Monday, December 21, 2015

High Fantasy - Invisible Allies

The easiest way to give a character in a FRPG more power is to give them more allies. Since these are high fantasy games we’re talking about, how about giving them an invisible ally? I am not talking about an invisible assassin who sits in the corner with a cross bow, I am talking about supernatural allies.

Is the character a necromancer or in some other way in league with the dead? Would some manner of ghost or haunt stay nearby? Religious? whether a priest or not, those who benefit the gods are likely to have a minor angel or demon hovering around them at all times. Mages? Are there spirits of magic in your game? how about sprites or pixies? Hunters or other nature dwellers could have dogs or something more like a dryad.

Am I suggesting that you dramatically increase the ability of the character to fight battles? Oh my God NO!! If that is really how you took that, you’re probably in the wrong blog. What I am suggesting is that having unseen supernatural allies around serves a number of incredibly powerful purposes. For instance - The spirit of the dead or the magical spirit might be able to sense things like clairvoyance or other snooping spells. A dog, especially a supernatural one, would sniff out invisible assassins as they were moving in (even if the dog was useless in battle afterwards - still hugely valuable). Depending on the god or devil who sent the “minion” they could do just about anything, from warning of impending dangers to healing to casting some manner of defensive/protection spell. It seems perfectly reasonable for major landowner (Count or Duke) who encourages his people to worship a certain deity to have an angel who can cast a “summon armor” type spell on the nobleman, or a devil who can do the same. Of course the appearance of the armor would be dramatically different, but the effect would be the same.

A couple of examples in one of my campaigns: There is a warrior who has inadvertently done several missions for one of the major war gods. Because this warrior had never “declared” that they worshiped this god, he cannot wrap them in his full protections, but he did assign a messenger type angel to follow them around and report back what they do. (My gods are not all knowing; they need to have agents.) Not only does this angel spy and report, but it serves a guardian of sorts. Should any other god try to get their hooks into this warrior, the angel is there to warn them off. Eventually they did “declare” for this god, and a more powerful messenger showed up, as well as some rather serious “markings” of the war god’s “territory”.

One of the characters married the local baron. As Baroness, she gets involved in all sorts of issues in the city and region. One thing she did was suppress the racial bigotry against what is effectively the gypsies. Not only does she have a fortune teller (with real magic), but she has made a point of bringing guards into their neighborhood when there were people looking to terrorize them. In return, they gave her an incredibly artistic deck of cards. There’s no extra magic on it, other than the standard fortune telling magic (that the gypsy herself has), but only the baroness is allowed to handle the cards. The fortune tellers know that one of the spirits of fortune telling will detect the deck and latch onto it. The fortune telling spirits (in my campaign) can be incredibly vain, so only a powerful spirit will be able to claim this deck as its channel to the mortal realm. That pride will work in the Baroness’ favor as that spirit can then be manipulated using its pride to find out things that lesser spirits might not be able to learn, thus making the deck more powerful.
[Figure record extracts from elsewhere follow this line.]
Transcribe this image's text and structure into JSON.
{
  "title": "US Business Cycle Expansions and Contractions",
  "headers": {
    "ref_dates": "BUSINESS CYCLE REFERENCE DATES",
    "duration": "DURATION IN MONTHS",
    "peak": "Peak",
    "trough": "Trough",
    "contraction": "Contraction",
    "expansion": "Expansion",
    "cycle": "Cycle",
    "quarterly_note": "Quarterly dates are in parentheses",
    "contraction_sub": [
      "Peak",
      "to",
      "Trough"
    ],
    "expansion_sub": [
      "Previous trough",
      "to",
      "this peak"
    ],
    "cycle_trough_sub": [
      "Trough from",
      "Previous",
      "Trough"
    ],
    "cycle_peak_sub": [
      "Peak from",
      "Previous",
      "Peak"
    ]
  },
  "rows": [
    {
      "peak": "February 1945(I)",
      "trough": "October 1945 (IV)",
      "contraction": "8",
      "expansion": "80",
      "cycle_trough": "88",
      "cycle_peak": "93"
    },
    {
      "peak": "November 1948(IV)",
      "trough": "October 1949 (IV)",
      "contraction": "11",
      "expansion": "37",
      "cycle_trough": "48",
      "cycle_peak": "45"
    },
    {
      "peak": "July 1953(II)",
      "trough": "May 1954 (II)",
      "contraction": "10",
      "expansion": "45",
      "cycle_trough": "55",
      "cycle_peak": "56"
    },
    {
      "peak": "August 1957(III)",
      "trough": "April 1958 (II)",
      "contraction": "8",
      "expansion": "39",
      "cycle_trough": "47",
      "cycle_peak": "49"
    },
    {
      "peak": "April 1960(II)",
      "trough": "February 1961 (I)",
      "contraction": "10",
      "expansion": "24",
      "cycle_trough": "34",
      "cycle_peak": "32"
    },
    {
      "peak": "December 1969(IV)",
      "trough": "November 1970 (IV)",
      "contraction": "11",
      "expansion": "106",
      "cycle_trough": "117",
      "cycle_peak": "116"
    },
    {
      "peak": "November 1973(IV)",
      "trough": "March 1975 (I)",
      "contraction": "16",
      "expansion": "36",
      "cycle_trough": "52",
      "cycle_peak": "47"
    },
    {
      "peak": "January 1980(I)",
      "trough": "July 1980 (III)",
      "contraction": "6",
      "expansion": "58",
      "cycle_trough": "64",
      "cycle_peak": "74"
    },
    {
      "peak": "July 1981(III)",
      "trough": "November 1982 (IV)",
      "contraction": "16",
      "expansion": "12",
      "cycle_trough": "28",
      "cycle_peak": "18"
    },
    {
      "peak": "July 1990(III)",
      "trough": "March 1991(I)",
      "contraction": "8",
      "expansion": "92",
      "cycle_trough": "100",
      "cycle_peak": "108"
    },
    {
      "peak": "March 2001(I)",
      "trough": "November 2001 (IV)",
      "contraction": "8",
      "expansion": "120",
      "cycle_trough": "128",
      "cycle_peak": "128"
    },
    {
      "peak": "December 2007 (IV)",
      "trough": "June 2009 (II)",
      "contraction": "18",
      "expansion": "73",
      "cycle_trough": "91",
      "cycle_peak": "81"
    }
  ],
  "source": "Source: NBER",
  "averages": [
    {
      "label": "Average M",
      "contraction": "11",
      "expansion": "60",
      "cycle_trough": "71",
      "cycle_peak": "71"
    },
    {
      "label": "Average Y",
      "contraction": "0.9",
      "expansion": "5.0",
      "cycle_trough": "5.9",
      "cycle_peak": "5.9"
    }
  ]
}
This is the kind of crazy stuff that needs to be in a high fantasy campaign. Can a fortune teller tell fortunes using tea leaves? Yes, but when you introduce a fancy ebony wood deck with gold and silver leaf and its own personal vain spirit, that’s when it is not only cool (from a role-playing POV) but also has some impact in the actual playing of the game. How often was the war angel useful? Never. Well, once - a priest of the same god wasn’t trusting the party, but he noticed that the angel was there, and immediately changed his tune. The players didn’t get it at the time, but that’s OK. I may rant against a certain author who is the darling of novels and HBO, but he has reminded us that supernatural things happen, and not everyone needs to understand them for them to still be both fun and memorable.